The vessels will island-hop through Micronesia to reach Satawal, where the Hawaiian voyaging community will present the Alingano Maisu as a gift to master navigator Mau Piailug. The gift is in thanks for Piailug's gesture three decades ago of teaching noninstrument navigation to Hawaiians. Thereafter, the vessels will travel on to Palau, then to Yap, where Alingano Maisu will remain. Hokule'a will proceed from there to Japan for a goodwill mission to several Japanese islands.

The canoes on this voyage have used the tools Piailug provided to navigate without instruments, first from the Big Island to Johnston Atoll, and then from there to Majuro, an overall distance of roughly 2,400 miles. Hokule'a captain Bruce Blankenfeld was lead navigator for the first half of the voyage, and Maisu navigator Chadd Paishon for the second portion.

Paishon led the boats to within viewing distance of the atoll Sunday afternoon Hawai'i time, and brought them into the lagoon the same afternoon, which was Monday Majuro time.

For Paishon, the last days of the journey were particularly challenging. Late last week, the canoes entered an area of stormy weather that denied Paishon a view of the stars.

"The weather intensified to the point of gale-force winds, and all three vessels had to take down their sails and wait through the night," the Polynesian Voyaging Society said in a release.

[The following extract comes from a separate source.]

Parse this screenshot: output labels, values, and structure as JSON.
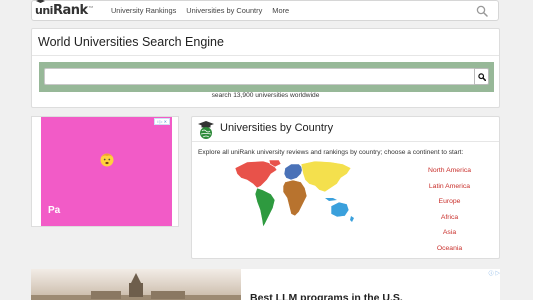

Paishon spotted Hoku Pa'a, or the North Star, Saturday morning and was able to determine that the canoes were too far north. He turned them on a south-southwesterly course. The crews were reporting seeing flocks of seabirds known as manu o Ku, or white terns, which confirmed that they were near islands.

Navigators use these birds to identify the direction to land, since they return each evening to the island on which they roost. But for Majuro, the issue was not as simple as following any white tern, said Nainoa Thompson, Polynesian Voyaging Society president.

"The Marshall Islands is a whole nest of islands. ... One of the difficulties is because there are so many islands, the birds are sometimes hard to read, because they fly to and from the islands from multiple directions," Thompson said in a voyaging society release.

Paishon managed to slip between the islands of Aur and Arno to sight Majuro first.